The desire for greater diversity on corporate boards is extending to another category: age.
With a greater ability to adjust to technological changes and different perspectives, younger board members can wield great value, said TK Kerstetter, CEO of educational platform Boardroom Resources.
The Georgia-based company, along with Nasdaq and Chicago-based executive search firm Spencer Stuart, last week launched Next Gen Board Leaders, an initiative to teach existing boards the value of younger members.
Typically, many of the people on the board, in their business experience, haven’t had to deal with the digital or the cyber issues. They often don’t have as much hands-on experience as these younger movers and shakers do.
Next Gen Board Leaders plans to provide information for those interested in increasing age diversity on boards.
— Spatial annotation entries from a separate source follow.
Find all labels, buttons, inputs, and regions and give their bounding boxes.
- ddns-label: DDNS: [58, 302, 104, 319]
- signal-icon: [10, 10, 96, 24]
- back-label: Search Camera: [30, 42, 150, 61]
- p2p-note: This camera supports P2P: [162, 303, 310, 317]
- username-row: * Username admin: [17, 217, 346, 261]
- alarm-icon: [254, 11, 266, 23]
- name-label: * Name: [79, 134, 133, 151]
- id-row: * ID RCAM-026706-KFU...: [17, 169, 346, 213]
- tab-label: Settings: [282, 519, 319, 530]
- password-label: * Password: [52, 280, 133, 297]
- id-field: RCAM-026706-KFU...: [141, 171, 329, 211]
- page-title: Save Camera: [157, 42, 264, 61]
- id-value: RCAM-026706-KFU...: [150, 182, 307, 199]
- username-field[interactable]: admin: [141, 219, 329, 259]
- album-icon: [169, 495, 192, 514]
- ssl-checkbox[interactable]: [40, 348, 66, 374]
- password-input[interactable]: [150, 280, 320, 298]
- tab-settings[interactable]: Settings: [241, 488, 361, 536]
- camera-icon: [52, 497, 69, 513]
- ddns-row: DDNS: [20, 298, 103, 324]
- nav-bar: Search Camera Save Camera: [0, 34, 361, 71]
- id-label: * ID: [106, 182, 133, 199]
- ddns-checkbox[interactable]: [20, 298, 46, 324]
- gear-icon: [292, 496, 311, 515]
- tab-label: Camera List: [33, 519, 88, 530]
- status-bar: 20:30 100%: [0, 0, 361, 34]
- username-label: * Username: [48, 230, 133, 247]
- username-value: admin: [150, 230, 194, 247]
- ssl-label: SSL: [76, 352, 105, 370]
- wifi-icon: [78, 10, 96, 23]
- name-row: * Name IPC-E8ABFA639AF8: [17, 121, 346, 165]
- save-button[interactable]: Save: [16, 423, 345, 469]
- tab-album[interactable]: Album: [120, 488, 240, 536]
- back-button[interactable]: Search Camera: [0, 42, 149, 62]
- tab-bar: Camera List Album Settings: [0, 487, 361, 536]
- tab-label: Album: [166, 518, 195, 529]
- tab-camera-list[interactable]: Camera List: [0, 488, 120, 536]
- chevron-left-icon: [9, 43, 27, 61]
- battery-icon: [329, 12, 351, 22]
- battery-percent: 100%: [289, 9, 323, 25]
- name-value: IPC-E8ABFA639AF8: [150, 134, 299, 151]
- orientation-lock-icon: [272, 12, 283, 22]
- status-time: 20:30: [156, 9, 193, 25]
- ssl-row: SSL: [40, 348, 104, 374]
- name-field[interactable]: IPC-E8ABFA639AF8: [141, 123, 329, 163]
It is also meant to provide a place where younger board members — think those in their 30s and 40s — can confab and learn from one another.
Excluding a younger generation of members “affects the ability as a board to create value for the company long-term,” said Caroline Tsay, 36, who serves as a director on the boards of Chicago-based Morningstar and Virginia-based Rosetta Stone.
Tsay also serves as chair of the Next Gen Board Leaders Advisory Council, which will create content for Next Gen Board Leaders’ website and social media accounts, she said.
“I just wouldn’t be on the boards that I’m on if it weren’t for the fact that investors, shareholders, board members were looking for this experience,” Tsay said.
Susan Chapman-Hughes, 48, a director from Chicago-based sandwich chain Potbelly, is also on the advisory council, which is composed of 10 members.